Nagle powietrze zadrżało, a głos jakby małego dziecka zaczął opowiadać. Nie możliwe było zlokalizowanie skąd owe dźwięki pochodzą.
-Rycerz idąc do zamku spotyka na rozstaju dróg dwie wiedźmy. Nie wiedząc, która prowadzi do celu pyta. Wiedźmy odpowiadają tylko TAK lub NIE. Co gorsza jedna z nich zawsze kłamie, druga zawsze mówi prawdę. Jakie pytanie zadać aby określić właściwą drogę? Można zadać tylko jedno! Dobrze się zastanów.

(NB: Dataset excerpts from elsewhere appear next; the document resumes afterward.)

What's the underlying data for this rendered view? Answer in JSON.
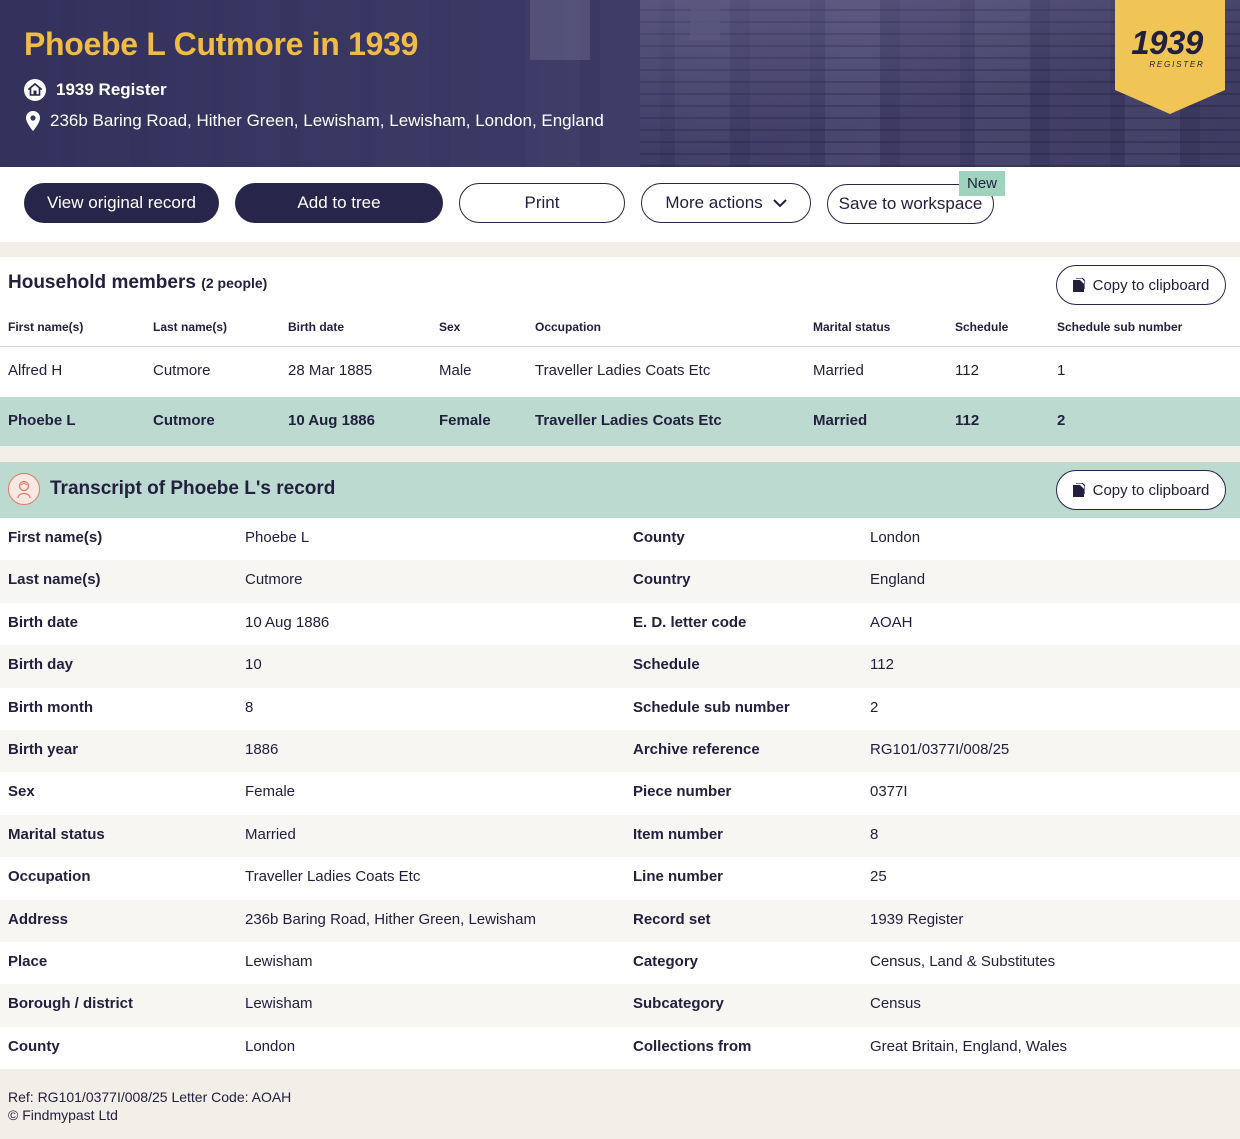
{
  "hero": {
    "title": "Phoebe L Cutmore in 1939",
    "record_set": "1939 Register",
    "address": "236b Baring Road, Hither Green, Lewisham, Lewisham, London, England",
    "badge_year": "1939",
    "badge_sub": "REGISTER"
  },
  "actions": {
    "view_original": "View original record",
    "add_to_tree": "Add to tree",
    "print": "Print",
    "more_actions": "More actions",
    "save_workspace": "Save to workspace",
    "new_tag": "New"
  },
  "household": {
    "title": "Household members",
    "count": "(2 people)",
    "copy_label": "Copy to clipboard",
    "columns": [
      "First name(s)",
      "Last name(s)",
      "Birth date",
      "Sex",
      "Occupation",
      "Marital status",
      "Schedule",
      "Schedule sub number"
    ],
    "rows": [
      [
        "Alfred H",
        "Cutmore",
        "28 Mar 1885",
        "Male",
        "Traveller Ladies Coats Etc",
        "Married",
        "112",
        "1"
      ],
      [
        "Phoebe L",
        "Cutmore",
        "10 Aug 1886",
        "Female",
        "Traveller Ladies Coats Etc",
        "Married",
        "112",
        "2"
      ]
    ]
  },
  "transcript": {
    "title": "Transcript of Phoebe L's record",
    "copy_label": "Copy to clipboard",
    "rows": [
      [
        "First name(s)",
        "Phoebe L",
        "County",
        "London"
      ],
      [
        "Last name(s)",
        "Cutmore",
        "Country",
        "England"
      ],
      [
        "Birth date",
        "10 Aug 1886",
        "E. D. letter code",
        "AOAH"
      ],
      [
        "Birth day",
        "10",
        "Schedule",
        "112"
      ],
      [
        "Birth month",
        "8",
        "Schedule sub number",
        "2"
      ],
      [
        "Birth year",
        "1886",
        "Archive reference",
        "RG101/0377I/008/25"
      ],
      [
        "Sex",
        "Female",
        "Piece number",
        "0377I"
      ],
      [
        "Marital status",
        "Married",
        "Item number",
        "8"
      ],
      [
        "Occupation",
        "Traveller Ladies Coats Etc",
        "Line number",
        "25"
      ],
      [
        "Address",
        "236b Baring Road, Hither Green, Lewisham",
        "Record set",
        "1939 Register"
      ],
      [
        "Place",
        "Lewisham",
        "Category",
        "Census, Land & Substitutes"
      ],
      [
        "Borough / district",
        "Lewisham",
        "Subcategory",
        "Census"
      ],
      [
        "County",
        "London",
        "Collections from",
        "Great Britain, England, Wales"
      ]
    ]
  },
  "footer": {
    "ref": "Ref: RG101/0377I/008/25 Letter Code: AOAH",
    "copyright": "© Findmypast Ltd"
  },
  "colors": {
    "navy": "#28254a",
    "gold": "#f0bc46",
    "mint": "#bcdad0",
    "new_tag": "#9fd3bd"
  }
}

Więc powtórzę me pytanie. Która stronę wybierzesz? Jeśli dobrze odpowiesz może, któreś drzwi się otworzą.
Grupa II
Peter siedział mało zainteresowany tym co dzieje się wokół niego na krześle. Chyba cała gorączka z w miarę normalnym zachowaniem mu przeszła. Nie miał nic do powiedzenia. W jego mniemaniu normalne było, że siostra zatrudniła ich do pomocy, a jakoś do podświadomości musiała ich wysłać, nieprawdaż? Kupili więc u jednego zielarza owy proszek, który na pewno działa! I wsio...

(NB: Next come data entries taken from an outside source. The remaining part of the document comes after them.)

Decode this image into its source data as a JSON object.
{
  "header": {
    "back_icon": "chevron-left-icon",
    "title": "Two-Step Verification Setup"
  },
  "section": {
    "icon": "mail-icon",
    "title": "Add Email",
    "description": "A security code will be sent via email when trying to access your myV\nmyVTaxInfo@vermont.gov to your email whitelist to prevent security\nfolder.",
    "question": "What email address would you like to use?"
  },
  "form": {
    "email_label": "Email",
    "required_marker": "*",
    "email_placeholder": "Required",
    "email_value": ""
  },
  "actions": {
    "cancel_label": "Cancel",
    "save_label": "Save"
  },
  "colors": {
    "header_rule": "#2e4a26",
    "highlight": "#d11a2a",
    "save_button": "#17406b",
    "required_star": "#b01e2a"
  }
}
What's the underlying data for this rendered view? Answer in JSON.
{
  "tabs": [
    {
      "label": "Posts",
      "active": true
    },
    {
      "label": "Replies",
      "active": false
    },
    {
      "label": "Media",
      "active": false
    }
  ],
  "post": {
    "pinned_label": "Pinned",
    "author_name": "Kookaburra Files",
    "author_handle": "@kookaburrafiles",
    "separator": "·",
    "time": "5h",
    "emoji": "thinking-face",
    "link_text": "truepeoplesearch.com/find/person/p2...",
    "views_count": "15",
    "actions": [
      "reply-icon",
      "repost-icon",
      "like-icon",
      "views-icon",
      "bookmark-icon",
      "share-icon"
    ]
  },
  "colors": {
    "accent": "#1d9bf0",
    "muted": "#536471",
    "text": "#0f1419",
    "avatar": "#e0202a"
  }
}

Dokładnie to powiedział pozostałej trójce, no może dodał więcej wulgaryzmów.
-Chociaż pewny nie jestem czy te dwie blondyneczki sobie poradzą. - dodał machając potakująco głową. Czyżby jedynym wyjściem, by im pomóc było zażyć owego zioła w herbacie? Kto wie.
Kolejność taka jak poprzednio.
Serph uzgodniła ze mną swoją nieobecność, więc ta kolejka obejdzie się bez niej. W takim razie do dzieła Fam ~Anonymous - 30 Grudzień 2010, 15:00 Chcąc nie chcąc, była zmuszona podnieść się z ziemi i ruszyć przed siebie. Im szybciej znajdą rozwiązanie problemu, tym szybciej wydostaną się z czegoś, co teraz zostało nazwane podświadomością Lonfy. Skrzywiła się, gdy wrota się powieliły, a grymas poszerzył się jeszcze bardziej na dźwięk dziecięcego głosu. Logiczne zagadki... Ktoś pewnie oblizałby wargi, czując tu smakowitą okazję na okazanie swojej jakże idealnej dedukcji, zaś inny skurczyłby się w duchu, myśląc i myśląc do czasu aż jego mózg zamieniłby się w próchno. Fiammetta stała gdzieś pomiędzy nimi, starając się przyjąć wszystko na klatę. Co przez to rozumieć? Po prostu musiała dać sobie jakoś radę i nie było mowy o pomyłce.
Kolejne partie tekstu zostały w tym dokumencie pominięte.